A confusão ficou pior quando as Treze dispersaram as Pernas Amarelas e as afastaram. Ordens foram berradas, nomes foram gritados, mas o caos estava completo.
Elas se aproximavam do ninho quando quatro alianças Sangue Azul surgiram do nada, lideradas pela própria Petrah, montada em Keelie. Ela estava quase em queda livre rumo ao ninho, o qual tinha sido deixado desprotegido enquanto as Bico Negro e as Pernas Amarelas lutavam. Petrah estivera esperando por aquilo, como uma raposa no buraco.
A herdeira das Sangue Azul desceu, e Manon mergulhou atrás dela, xingando cruelmente.

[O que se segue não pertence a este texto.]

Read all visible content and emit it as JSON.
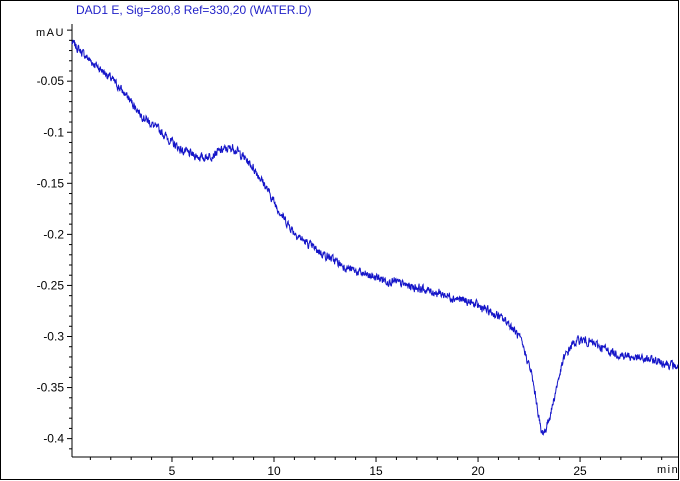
{
  "chart_data": {
    "type": "line",
    "title": "DAD1 E, Sig=280,8 Ref=330,20 (WATER.D)",
    "ylabel": "mAU",
    "xlabel": "min",
    "xlim": [
      0.1,
      29.8
    ],
    "ylim": [
      -0.418,
      0.006
    ],
    "x_ticks": [
      5,
      10,
      15,
      20,
      25
    ],
    "x_tick_labels": [
      "5",
      "10",
      "15",
      "20",
      "25"
    ],
    "y_ticks": [
      -0.05,
      -0.1,
      -0.15,
      -0.2,
      -0.25,
      -0.3,
      -0.35,
      -0.4
    ],
    "y_tick_labels": [
      "-0.05",
      "-0.1",
      "-0.15",
      "-0.2",
      "-0.25",
      "-0.3",
      "-0.35",
      "-0.4"
    ],
    "grid": false,
    "colors": {
      "series": "#1414c8",
      "title": "#1f1fc8",
      "axis": "#000000"
    },
    "series": [
      {
        "x": [
          0.1,
          0.5,
          1.0,
          1.5,
          2.0,
          2.5,
          3.0,
          3.5,
          4.0,
          4.5,
          5.0,
          5.5,
          6.0,
          6.5,
          7.0,
          7.5,
          8.0,
          8.5,
          9.0,
          9.5,
          10.0,
          10.5,
          11.0,
          11.5,
          12.0,
          12.5,
          13.0,
          13.5,
          14.0,
          14.5,
          15.0,
          15.5,
          16.0,
          16.5,
          17.0,
          17.5,
          18.0,
          18.5,
          19.0,
          19.5,
          20.0,
          20.5,
          21.0,
          21.5,
          22.0,
          22.3,
          22.6,
          22.9,
          23.1,
          23.3,
          23.6,
          23.9,
          24.2,
          24.6,
          25.0,
          25.4,
          26.0,
          26.5,
          27.0,
          27.5,
          28.0,
          28.5,
          29.0,
          29.5,
          29.8
        ],
        "values": [
          -0.012,
          -0.02,
          -0.03,
          -0.038,
          -0.047,
          -0.058,
          -0.07,
          -0.083,
          -0.092,
          -0.1,
          -0.11,
          -0.118,
          -0.122,
          -0.125,
          -0.122,
          -0.117,
          -0.115,
          -0.124,
          -0.135,
          -0.15,
          -0.168,
          -0.185,
          -0.198,
          -0.207,
          -0.214,
          -0.22,
          -0.226,
          -0.232,
          -0.236,
          -0.24,
          -0.242,
          -0.245,
          -0.247,
          -0.25,
          -0.252,
          -0.255,
          -0.257,
          -0.26,
          -0.263,
          -0.266,
          -0.27,
          -0.275,
          -0.28,
          -0.287,
          -0.3,
          -0.315,
          -0.335,
          -0.368,
          -0.395,
          -0.392,
          -0.372,
          -0.345,
          -0.322,
          -0.308,
          -0.303,
          -0.305,
          -0.31,
          -0.315,
          -0.318,
          -0.32,
          -0.322,
          -0.323,
          -0.325,
          -0.328,
          -0.33
        ],
        "noise_amplitude": 0.0045
      }
    ]
  }
}
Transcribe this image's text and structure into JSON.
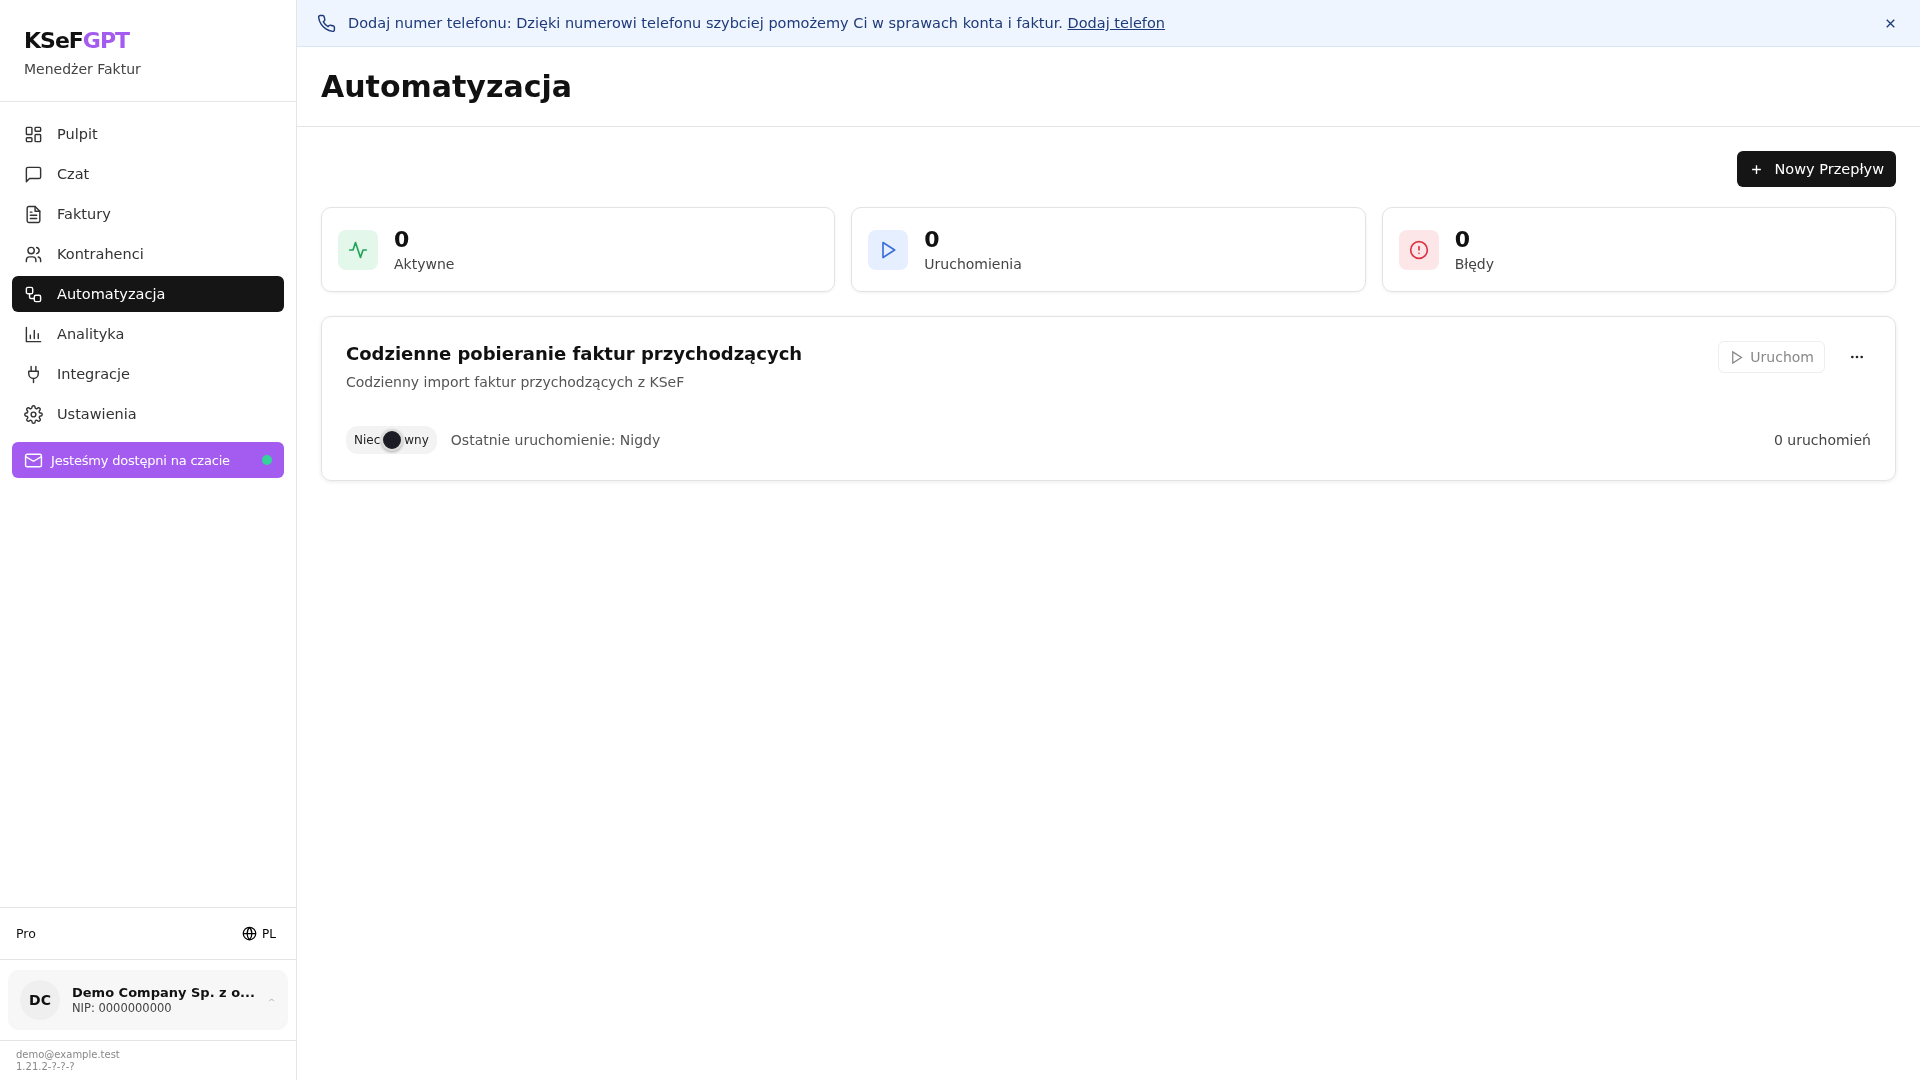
{
  "brand": {
    "name_dark": "KSeF",
    "name_accent": "GPT",
    "subtitle": "Menedżer Faktur"
  },
  "nav": [
    {
      "label": "Pulpit",
      "kind": "grid",
      "selected": false
    },
    {
      "label": "Czat",
      "kind": "chat",
      "selected": false
    },
    {
      "label": "Faktury",
      "kind": "file",
      "selected": false
    },
    {
      "label": "Kontrahenci",
      "kind": "users",
      "selected": false
    },
    {
      "label": "Automatyzacja",
      "kind": "flow",
      "selected": true
    },
    {
      "label": "Analityka",
      "kind": "chart",
      "selected": false
    },
    {
      "label": "Integracje",
      "kind": "plug",
      "selected": false
    },
    {
      "label": "Ustawienia",
      "kind": "gear",
      "selected": false
    }
  ],
  "chat_button": {
    "label": "Jesteśmy dostępni na czacie",
    "online": true
  },
  "plan": "Pro",
  "language": "PL",
  "company": {
    "initials": "DC",
    "name": "Demo Company Sp. z o...",
    "nip": "NIP: 0000000000"
  },
  "footer": {
    "email": "demo@example.test",
    "version": "1.21.2-?-?-?"
  },
  "banner": {
    "text": "Dodaj numer telefonu: Dzięki numerowi telefonu szybciej pomożemy Ci w sprawach konta i faktur.",
    "link": "Dodaj telefon"
  },
  "page_title": "Automatyzacja",
  "new_button": "Nowy Przepływ",
  "stats": [
    {
      "kind": "active",
      "value": "0",
      "label": "Aktywne"
    },
    {
      "kind": "runs",
      "value": "0",
      "label": "Uruchomienia"
    },
    {
      "kind": "errors",
      "value": "0",
      "label": "Błędy"
    }
  ],
  "workflows": [
    {
      "title": "Codzienne pobieranie faktur przychodzących",
      "description": "Codzienny import faktur przychodzących z KSeF",
      "status_before": "Niec",
      "status_after": "wny",
      "on": false,
      "last_run": "Ostatnie uruchomienie: Nigdy",
      "run_count": "0 uruchomień",
      "run_button": "Uruchom"
    }
  ]
}
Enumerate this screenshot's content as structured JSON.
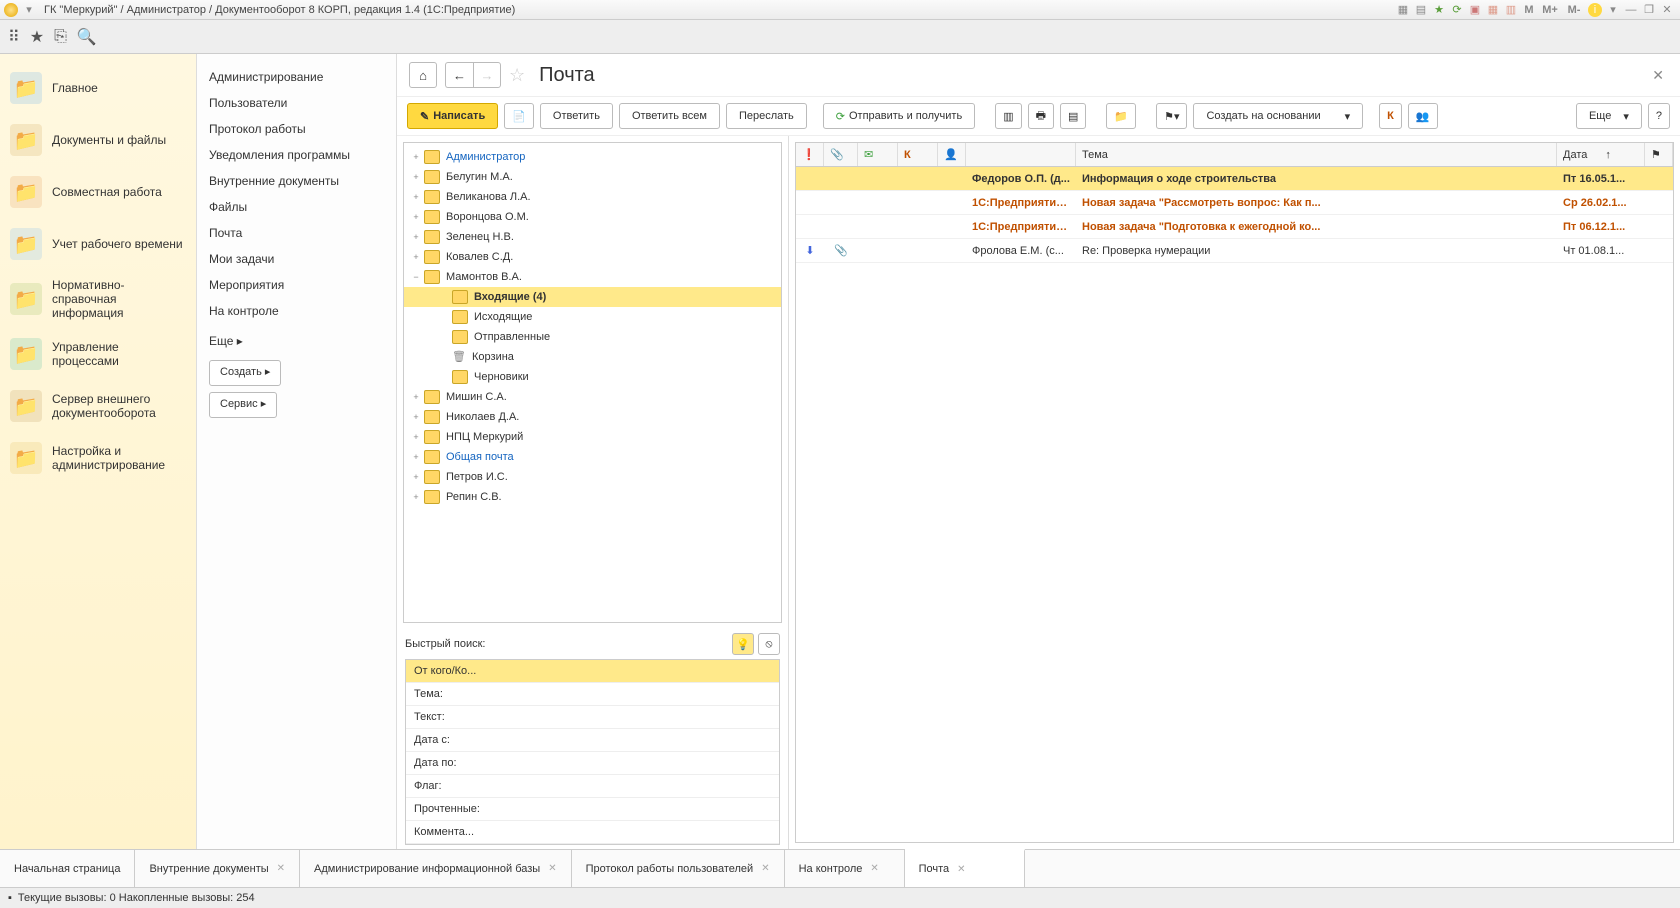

Um clarão amarelo e um grito de fúria, então a bruxa e Abraxos recuavam conforme Iskra passava em disparada pelo ninho – chocando-se diretamente contra Petrah.
As duas herdeiras com suas montarias se entremearam e saíram girando, debatendo-se pelo ar, arranhando e mordendo. Gritos surgiram da montanha, assim como das bruxas que voavam.
Manon estava ofegante, ajustando a cabeça que girava conforme Abraxos se nivelava acima do ninho, atacando novamente para selar a vitória. A líder estava prestes a impulsionar o animal para que mergulhasse quando Petrah gritou. Não de fúria, mas de dor.
Dor agoniante, de dilacerar a alma, do tipo que Manon jamais ouvira, quando a serpente alada de Iskra fechou as presas no pescoço de Keelie.
A Pernas Amarelas soltou um uivo de triunfo, e o reprodutor dela sacudiu Keelie – Petrah estava agarrada à sela.
Agora. Agora era a hora de pegar o ovo. Manon cutucou Abraxos.
— Vá — sibilou ela, inclinando-se para a frente, preparando-se para o mergulho.
Abraxos não se moveu, mas pairou, observando Keelie lutar inutilmente, as asas mal batendo conforme Petrah gritou de novo. Implorando... implorando a Iskra que parasse.
— Agora, Abraxos! — Manon chutou a criatura com as esporas, mas ele se recusou a mergulhar de novo.
Então Iskra latiu algum comando para a própria montaria... e a besta soltou Keelie.
***
Um segundo grito soou então, vindo da montanha. Da Matriarca das Sangue Azul, gritando pela filha conforme Petrah despencava em direção às rochas abaixo. As outras Sangue Azul se viraram, mas estavam longe demais, suas serpentes aladas eram lentas demais para impedir aquele mergulho fatal.
Mas Abraxos não era.
E Manon não sabia se dera o comando ou se pensara nele, mas aquele grito, aquele grito de mãe que ela jamais ouvira antes, a fez se inclinar. O animal mergulhou, uma estrela cadente com as asas reluzentes.
Eles mergulharam e mergulharam, atrás da serpente alada quebrada e da bruxa ainda viva sobre ela.
Keelie ainda respirava, percebeu Manon, conforme se aproximaram, com o vento açoitando o rosto e as roupas. A criatura ainda estava respirando e lutando como nunca para se manter equilibrada. Não para sobreviver. Keelie sabia que morreria a qualquer momento. Lutava pela bruxa em suas costas.
Petrah tinha desmaiado pelo mergulho ou pela falta de ar e estava retorcida na sela. A bruxa pendia precariamente, mesmo enquanto Keelie lutava com as últimas batidas do coração para manter a queda suave e lenta. As asas dobraram, levando-a a gritar de dor.
Abraxos disparou, as asas abertas ao fazer uma travessia, então a segunda, o cânion surgindo rápido demais abaixo. Quando ele terminou o segundo mergulho, quase perto o bastante para tocar aquela pele encouraçada manchada de sangue, Manon entendeu.
Não havia como parar Keelie, pois ela era muito pesada e ele era muito pequeno. Contudo, poderiam salvar Petrah. Abraxos tinha visto Asterin fazer aquele salto também. Manon precisava tirar a bruxa inconsciente da sela.
O animal rugiu para Keelie, e Manon podia ter jurado que ele falava alguma língua estrangeira, berrando algum comando, quando Keelie fez um último esforço pela montadora e se nivelou. Uma plataforma de pouso.
Minha Keelie, dissera Petrah. Ela sorrira ao dizer aquilo.
Manon disse a si mesma que era para uma aliança. Disse a si mesma que era exibição.
Mas ao soltar o equipamento, ficar de pé na sela e saltar de Abraxos, tudo o que a bruxa conseguia ver era o amor incondicional nos olhos daquela serpente alada que morria.